You can’t put a price on the Jesus entourage.
This is cool. Remember how God promised to be with the descendants of Abraham? It was a big deal. An exclusive club. A divine selection. A tremendous privilege and blessing. Well, if you are in Christ, that’s YOU. Galatians 3:29 says, “If you are Christ’s, then you are Abraham’s offspring, heirs according to promise.” We’re His. We’re Abraham’s offspring. We’re heirs because of promise. He says, “And behold, I am with you always, to the end of the age.” (Matthew 28:20b)
So He will grant you peace. He has already overcome the world. And, MOST IMPORTANTLY, He is with you.
Even if it doesn’t look like it or feel like it.

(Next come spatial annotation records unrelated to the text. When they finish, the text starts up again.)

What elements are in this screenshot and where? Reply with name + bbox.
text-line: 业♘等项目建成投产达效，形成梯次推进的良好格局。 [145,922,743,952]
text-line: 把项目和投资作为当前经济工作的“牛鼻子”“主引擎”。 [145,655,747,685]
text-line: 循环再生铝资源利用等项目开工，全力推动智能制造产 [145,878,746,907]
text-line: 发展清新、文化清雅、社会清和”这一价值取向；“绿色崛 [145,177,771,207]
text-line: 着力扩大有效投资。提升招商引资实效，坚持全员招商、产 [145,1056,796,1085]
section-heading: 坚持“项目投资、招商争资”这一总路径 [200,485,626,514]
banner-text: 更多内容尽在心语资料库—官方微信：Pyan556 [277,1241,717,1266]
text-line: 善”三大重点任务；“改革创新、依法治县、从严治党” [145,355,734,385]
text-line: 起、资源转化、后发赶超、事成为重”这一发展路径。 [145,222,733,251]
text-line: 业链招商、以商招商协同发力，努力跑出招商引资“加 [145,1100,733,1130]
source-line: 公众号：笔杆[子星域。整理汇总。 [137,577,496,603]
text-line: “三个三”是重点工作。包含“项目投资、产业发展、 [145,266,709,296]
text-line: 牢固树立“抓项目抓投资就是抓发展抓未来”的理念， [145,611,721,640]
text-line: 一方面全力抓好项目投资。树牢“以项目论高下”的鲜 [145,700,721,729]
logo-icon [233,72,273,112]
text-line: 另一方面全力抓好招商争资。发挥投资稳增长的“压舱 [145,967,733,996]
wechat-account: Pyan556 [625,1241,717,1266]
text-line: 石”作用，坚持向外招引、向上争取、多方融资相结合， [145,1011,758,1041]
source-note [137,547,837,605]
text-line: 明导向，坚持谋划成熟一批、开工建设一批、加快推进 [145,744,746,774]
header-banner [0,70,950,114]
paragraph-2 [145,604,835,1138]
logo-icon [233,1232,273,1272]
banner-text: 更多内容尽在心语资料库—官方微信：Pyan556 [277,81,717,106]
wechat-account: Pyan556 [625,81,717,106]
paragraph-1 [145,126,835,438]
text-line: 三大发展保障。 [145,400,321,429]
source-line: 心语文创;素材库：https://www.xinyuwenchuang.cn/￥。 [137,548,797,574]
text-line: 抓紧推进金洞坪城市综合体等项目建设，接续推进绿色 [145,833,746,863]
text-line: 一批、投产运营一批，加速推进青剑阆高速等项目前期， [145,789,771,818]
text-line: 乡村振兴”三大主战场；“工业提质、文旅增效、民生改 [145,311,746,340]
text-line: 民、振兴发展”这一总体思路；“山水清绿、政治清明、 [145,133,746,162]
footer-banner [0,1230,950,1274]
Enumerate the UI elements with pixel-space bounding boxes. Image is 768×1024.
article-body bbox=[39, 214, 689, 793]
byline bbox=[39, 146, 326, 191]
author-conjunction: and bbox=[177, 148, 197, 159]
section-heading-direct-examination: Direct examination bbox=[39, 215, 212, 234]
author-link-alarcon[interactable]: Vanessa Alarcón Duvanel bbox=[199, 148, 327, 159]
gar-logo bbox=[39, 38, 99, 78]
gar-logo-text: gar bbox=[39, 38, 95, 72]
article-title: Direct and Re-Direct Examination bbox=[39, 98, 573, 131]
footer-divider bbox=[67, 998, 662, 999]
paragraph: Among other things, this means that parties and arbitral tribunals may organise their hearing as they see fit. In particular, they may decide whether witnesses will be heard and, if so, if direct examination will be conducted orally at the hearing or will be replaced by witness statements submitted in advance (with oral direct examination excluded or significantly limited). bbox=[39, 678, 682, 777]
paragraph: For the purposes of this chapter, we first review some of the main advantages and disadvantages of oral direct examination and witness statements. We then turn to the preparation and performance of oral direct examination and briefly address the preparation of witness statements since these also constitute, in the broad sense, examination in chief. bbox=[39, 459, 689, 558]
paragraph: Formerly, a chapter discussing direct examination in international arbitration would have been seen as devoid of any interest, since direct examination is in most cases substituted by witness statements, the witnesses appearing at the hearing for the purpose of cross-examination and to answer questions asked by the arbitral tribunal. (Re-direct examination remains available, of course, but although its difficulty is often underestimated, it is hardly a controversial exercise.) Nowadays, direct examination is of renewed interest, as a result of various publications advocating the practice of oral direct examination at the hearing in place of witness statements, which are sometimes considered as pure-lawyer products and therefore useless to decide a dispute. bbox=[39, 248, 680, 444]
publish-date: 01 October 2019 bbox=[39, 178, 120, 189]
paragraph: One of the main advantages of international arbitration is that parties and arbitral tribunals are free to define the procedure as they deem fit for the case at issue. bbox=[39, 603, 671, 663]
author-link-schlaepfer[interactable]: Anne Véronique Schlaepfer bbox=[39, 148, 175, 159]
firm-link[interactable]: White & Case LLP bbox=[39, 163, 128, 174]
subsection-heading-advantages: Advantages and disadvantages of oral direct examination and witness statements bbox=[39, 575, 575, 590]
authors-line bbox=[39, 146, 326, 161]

We gotta start being kids that stand on TRUTH, not on feelings or emotions. What a privilege it is to stand and worship, really worship (without contingencies) in the midst of suffering. Can I get an AMEN? I know you’re out there and you know what I’m talking about. It’s a privilege. For Joseph it was a privilege. If you’ve never read the rest of Genesis from 39 on, do it! I won’t spoil it for you, but here’s a direct quote from Joseph’s lips: “As for you, you meant evil against me, but God meant it for good.” (Genesis 50:20a) Someday, just like Joseph, we will stand and look back. And then we, like Joseph, will look back and see how God used all that was intended for evil for His good (Romans 8:28). On that day…on THAT day, will you be found faithful? Will your trust in God be stronger than it is today? Or will it all have dried up? Will you be a shell of your former self, someone ruined by bitterness and anger shaking your finger in God’s face and pointing with your other hand at His forged signature?
Here’s the prayer of my heart tonight:
“I want to be a daughter that believes…in her MARROW…so that when all of the circumstances point to failure and disaster and hopelessness, I remain steadfast because I KNOW YOU ARE STEADFAST. As you grow me in faith and endurance and longsuffering help me to question and doubt less and less and more and more infrequently. Help my default to be truth and trust and make it unnatural to fear and doubt. I want it to become easier and easier to look past present sufferings and harder and harder to dwell on the here and now and temporary. Change my heart, O God.”
Gonna wrap it up with an in you face quote and an equally in your face question:
“If we cannot believe God when circumstances seem to be against us, we do not believe in him at all.” (Charles Spurgeon)
Let’s Get Journaling:
What do your circumstances reveal about whether or not you really believe God? And do you need to repent?